Very soon, the first build of Opera 11 will be released, and with it will come the long-awaited support for browser extensions.
Yesterday at Up North Web, Opera Software’s global press day in Oslo, Norway, it was confirmed that Opera 11 will support browser extensions, the plug-ins that users can incrementally add to their browser to customize the experience. All of Opera’s competitors: Internet Explorer, Firefox, Chrome, and now Safari, each offer their own extension architecture already.
Opera’s extension platform will be based on the W3C Widget specification and developers will be able to build them in Web standards such as HTML5, CSS, and JavaScript.
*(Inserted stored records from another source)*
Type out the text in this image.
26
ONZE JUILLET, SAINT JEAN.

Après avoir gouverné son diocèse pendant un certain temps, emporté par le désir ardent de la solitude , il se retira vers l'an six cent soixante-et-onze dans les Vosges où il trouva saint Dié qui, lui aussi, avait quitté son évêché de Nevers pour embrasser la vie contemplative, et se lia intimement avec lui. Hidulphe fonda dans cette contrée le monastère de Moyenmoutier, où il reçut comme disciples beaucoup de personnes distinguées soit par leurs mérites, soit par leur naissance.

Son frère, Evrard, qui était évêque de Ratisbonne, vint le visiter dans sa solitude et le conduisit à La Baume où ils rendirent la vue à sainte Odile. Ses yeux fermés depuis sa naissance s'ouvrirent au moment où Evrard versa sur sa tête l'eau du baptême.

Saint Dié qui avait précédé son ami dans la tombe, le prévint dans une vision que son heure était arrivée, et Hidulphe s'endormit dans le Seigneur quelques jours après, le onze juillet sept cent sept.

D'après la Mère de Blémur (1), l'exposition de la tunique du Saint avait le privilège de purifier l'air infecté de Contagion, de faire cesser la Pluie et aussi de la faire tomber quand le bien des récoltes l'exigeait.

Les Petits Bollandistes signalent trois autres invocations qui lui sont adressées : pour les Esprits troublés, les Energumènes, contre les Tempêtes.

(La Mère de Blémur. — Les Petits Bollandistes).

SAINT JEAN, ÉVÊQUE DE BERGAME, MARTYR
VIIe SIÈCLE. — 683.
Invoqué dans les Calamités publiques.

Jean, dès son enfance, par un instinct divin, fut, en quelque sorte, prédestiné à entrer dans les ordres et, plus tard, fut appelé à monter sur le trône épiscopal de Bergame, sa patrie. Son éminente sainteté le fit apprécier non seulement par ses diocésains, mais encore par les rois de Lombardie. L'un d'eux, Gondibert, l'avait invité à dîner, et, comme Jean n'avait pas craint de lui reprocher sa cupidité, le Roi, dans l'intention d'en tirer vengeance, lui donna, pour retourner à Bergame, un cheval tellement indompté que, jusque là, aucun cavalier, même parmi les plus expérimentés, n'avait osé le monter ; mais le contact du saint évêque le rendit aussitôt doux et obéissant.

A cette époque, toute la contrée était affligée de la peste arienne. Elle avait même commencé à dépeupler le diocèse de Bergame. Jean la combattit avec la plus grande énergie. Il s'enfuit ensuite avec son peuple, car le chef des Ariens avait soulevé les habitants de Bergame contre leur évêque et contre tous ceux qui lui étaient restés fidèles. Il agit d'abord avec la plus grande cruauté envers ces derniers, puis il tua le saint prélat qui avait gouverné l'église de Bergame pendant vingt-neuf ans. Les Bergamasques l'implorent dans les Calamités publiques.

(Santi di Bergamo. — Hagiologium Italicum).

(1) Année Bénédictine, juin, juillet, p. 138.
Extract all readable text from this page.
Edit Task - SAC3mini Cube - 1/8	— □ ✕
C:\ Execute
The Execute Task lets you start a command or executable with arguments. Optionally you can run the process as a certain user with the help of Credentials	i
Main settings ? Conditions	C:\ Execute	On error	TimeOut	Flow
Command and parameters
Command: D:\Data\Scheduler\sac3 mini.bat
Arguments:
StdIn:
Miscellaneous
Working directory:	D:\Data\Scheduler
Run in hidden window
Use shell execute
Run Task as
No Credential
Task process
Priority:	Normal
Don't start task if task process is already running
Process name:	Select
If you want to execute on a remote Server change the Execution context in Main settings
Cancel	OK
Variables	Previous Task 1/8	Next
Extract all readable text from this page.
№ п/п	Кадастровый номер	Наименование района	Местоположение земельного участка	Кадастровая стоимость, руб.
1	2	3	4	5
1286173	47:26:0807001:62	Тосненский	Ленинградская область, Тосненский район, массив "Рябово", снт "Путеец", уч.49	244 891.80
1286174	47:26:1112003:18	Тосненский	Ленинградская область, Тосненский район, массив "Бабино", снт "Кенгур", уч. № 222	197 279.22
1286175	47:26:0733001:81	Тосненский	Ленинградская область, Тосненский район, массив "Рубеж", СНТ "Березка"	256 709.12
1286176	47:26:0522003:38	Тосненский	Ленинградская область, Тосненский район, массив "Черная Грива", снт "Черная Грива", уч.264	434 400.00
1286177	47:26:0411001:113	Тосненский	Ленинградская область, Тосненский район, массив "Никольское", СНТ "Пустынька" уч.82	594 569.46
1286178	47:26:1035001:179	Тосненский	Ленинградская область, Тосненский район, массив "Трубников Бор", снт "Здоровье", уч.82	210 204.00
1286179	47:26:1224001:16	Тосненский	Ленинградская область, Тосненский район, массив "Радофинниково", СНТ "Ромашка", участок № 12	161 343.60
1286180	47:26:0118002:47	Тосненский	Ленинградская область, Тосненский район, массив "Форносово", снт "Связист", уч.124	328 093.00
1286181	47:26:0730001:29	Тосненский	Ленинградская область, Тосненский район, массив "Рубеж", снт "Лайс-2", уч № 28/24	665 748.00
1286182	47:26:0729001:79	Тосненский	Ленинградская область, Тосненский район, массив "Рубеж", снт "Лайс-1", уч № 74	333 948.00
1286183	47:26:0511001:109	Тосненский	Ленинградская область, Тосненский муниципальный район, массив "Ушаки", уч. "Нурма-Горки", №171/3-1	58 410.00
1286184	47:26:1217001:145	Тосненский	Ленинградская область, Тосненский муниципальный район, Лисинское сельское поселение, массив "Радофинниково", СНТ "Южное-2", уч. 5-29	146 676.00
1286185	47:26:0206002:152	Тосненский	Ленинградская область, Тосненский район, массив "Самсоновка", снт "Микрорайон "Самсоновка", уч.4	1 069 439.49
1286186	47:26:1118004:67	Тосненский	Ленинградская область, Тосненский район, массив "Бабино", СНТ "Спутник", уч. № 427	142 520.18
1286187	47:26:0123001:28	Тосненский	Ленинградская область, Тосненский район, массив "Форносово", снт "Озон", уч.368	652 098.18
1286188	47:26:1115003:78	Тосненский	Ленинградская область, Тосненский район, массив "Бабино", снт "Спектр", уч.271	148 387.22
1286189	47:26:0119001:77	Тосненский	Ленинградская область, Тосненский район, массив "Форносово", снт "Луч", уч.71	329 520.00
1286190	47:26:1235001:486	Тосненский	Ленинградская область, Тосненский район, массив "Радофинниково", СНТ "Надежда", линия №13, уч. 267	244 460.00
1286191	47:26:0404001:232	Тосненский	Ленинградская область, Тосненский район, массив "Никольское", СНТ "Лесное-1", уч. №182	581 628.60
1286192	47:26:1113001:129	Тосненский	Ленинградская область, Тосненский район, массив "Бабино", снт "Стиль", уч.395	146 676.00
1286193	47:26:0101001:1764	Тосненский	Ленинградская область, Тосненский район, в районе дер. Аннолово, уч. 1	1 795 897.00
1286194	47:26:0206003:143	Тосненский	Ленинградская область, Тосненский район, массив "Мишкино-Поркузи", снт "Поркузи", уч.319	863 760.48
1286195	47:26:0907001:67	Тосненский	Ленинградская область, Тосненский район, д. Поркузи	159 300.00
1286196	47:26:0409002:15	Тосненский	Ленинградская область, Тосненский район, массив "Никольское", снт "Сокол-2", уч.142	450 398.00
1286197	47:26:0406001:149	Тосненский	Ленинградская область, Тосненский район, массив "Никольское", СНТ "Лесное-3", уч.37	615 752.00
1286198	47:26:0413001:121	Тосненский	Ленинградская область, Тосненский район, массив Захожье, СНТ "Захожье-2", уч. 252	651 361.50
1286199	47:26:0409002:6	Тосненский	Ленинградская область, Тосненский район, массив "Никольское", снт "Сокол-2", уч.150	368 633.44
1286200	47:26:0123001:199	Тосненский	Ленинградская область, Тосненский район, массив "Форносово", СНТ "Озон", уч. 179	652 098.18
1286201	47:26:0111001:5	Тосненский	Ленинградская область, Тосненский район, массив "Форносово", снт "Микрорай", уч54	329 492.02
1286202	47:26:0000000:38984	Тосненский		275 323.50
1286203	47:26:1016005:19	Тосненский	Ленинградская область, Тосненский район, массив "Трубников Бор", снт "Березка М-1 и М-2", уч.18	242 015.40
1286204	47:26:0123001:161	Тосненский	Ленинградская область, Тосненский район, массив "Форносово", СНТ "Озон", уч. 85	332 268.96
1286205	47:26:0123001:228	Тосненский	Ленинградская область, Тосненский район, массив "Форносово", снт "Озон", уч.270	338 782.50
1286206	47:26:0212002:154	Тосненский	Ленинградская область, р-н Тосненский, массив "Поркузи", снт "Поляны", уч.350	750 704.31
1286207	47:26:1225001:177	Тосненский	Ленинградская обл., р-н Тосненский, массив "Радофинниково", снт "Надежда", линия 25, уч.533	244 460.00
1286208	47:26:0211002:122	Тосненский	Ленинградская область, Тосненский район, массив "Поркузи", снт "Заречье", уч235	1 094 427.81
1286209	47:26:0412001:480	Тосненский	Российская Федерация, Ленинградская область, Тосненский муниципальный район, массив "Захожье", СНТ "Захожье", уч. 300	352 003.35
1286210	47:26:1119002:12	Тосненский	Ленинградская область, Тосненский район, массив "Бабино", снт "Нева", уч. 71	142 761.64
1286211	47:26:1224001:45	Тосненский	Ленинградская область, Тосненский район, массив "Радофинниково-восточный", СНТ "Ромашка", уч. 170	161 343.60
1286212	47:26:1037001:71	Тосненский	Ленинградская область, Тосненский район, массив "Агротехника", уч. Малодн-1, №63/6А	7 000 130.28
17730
The W3C’s spec uses PKWare’s Zip specification as the archive format, XML as a configuration document format, and “a series of steps that runtimes follow when processing and verifying various aspects of a package.” The most recent draft of this standard was completed on October 5.
Extensions will not be available until Opera 11 is released, but it will be available in the earliest alphas of the browser. It is unclear when the first build will be released, but it is certain to be quite soon.
Today, the Opera desktop team revealed that build 9071 will be the last Opera 10.70 version, and the very next release will be the first version of Opera 11.
In this alpha, the extensions platform will support injectable JavaScript, callouts, UI items, as well as a basic Tabs and Windows APIs so developers may begin building and testing their projects.